TU Wien CAIML

Do machines see like we do?

Researchers at TU Wien have investigated how artificial intelligence categorizes images. The results show astonishing similarities to visual systems in nature.

Peyman M. Kiasari, Zahra Babaiee und Radu Grosu (from left to right)
Peyman M. Kiasari, Zahra Babaiee und Radu Grosu (from left to right)

How do you teach a machine to recognize objects in images? Huge progress has been made in this area in recent years. With the help of neural networks, for example, images of animals can be assigned to the respective animal species with a very high hit rate. This is achieved by training a neural network with the help of many sample images - the network is adapted step by step so that it ultimately delivers the correct answers as accurately as possible.

However, which structures are formed in the process, which mechanisms develop in the neural network that ultimately lead to the goal, usually remains a mystery. However, a team from the Vienna University of Technology, led by Prof. Radu Grosu, and a team from MIT (USA), led by Prof. Daniela Rus, have now investigated precisely this question - and have come to some astonishing results: Structures are formed in the artificial neural network that bear an astonishing resemblance to structures that occur in the nervous system of animals or humans.

Multiple Layers of Neurons

“We work with so-called convolutional neural networks - these are artificial neural networks that are often used to process image data,” says Zahra Babaiee from the Institute of Computer Engineering at TU Wien. She is the first author of the paper and carried out part of the research work together with Daniela Rus at MIT and the rest together with Peyman M. Kiasari and Radu Grosu at TU Wien.

The design of these networks was inspired by the nerve cell networks in our eyes and brain. There, visual impressions are processed by several layers of neurons. Certain neurons become active - for example because they are activated by light signals in the eye - and transmit signals to neurons in the underlying layer.

In artificial neural networks, this principle is digitally imitated on the computer: the desired input - for example a digital image - is passed pixel by pixel to the first layer of artificial neural networks.

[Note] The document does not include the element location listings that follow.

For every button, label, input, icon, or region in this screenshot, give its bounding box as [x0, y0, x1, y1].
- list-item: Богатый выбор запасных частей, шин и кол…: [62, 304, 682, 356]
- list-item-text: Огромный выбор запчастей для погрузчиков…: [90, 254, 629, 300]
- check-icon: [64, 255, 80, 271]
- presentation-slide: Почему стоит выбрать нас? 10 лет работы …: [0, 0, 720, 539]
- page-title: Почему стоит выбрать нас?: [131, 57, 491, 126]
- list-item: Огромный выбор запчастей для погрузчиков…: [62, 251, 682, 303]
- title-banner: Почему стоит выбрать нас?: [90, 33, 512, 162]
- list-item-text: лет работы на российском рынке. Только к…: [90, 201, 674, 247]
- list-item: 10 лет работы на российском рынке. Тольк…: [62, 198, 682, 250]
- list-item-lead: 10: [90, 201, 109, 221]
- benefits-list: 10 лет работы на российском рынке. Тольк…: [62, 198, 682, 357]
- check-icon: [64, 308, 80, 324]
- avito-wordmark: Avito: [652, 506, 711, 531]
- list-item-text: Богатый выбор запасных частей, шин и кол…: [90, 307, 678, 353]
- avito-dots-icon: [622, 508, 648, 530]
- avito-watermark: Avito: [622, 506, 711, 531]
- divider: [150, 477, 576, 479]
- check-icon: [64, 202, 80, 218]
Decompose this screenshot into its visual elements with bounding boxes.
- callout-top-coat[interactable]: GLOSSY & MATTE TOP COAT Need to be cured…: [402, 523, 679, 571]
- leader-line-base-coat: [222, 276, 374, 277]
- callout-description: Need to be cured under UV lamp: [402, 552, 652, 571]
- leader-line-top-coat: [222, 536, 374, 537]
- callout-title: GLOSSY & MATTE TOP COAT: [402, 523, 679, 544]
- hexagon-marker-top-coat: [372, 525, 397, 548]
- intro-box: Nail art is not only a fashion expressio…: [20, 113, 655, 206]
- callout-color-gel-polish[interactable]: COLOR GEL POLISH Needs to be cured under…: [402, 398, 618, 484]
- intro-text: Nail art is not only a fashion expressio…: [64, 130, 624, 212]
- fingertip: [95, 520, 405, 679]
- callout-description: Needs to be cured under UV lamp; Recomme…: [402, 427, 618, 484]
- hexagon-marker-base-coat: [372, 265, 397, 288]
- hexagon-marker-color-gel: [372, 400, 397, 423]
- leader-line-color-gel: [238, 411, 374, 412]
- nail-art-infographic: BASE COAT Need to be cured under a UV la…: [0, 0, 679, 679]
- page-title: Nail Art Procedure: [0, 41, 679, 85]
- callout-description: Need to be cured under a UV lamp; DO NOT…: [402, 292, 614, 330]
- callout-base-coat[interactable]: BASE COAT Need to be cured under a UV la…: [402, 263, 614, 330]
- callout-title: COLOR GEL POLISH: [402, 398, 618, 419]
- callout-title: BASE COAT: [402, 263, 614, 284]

The activity of the neurons in this first layer simply depends on whether they are presented with a lighter or darker pixel. These activity values of the neurons in the first layer are then used to determine the activity of the neurons in the next layer: each of the neurons in the subsequent layer links the signals from the first layer according to a very specific individual pattern (you could also say: according to a very specific formula), and this value is then used to determine the activity of the neuron in the next layer.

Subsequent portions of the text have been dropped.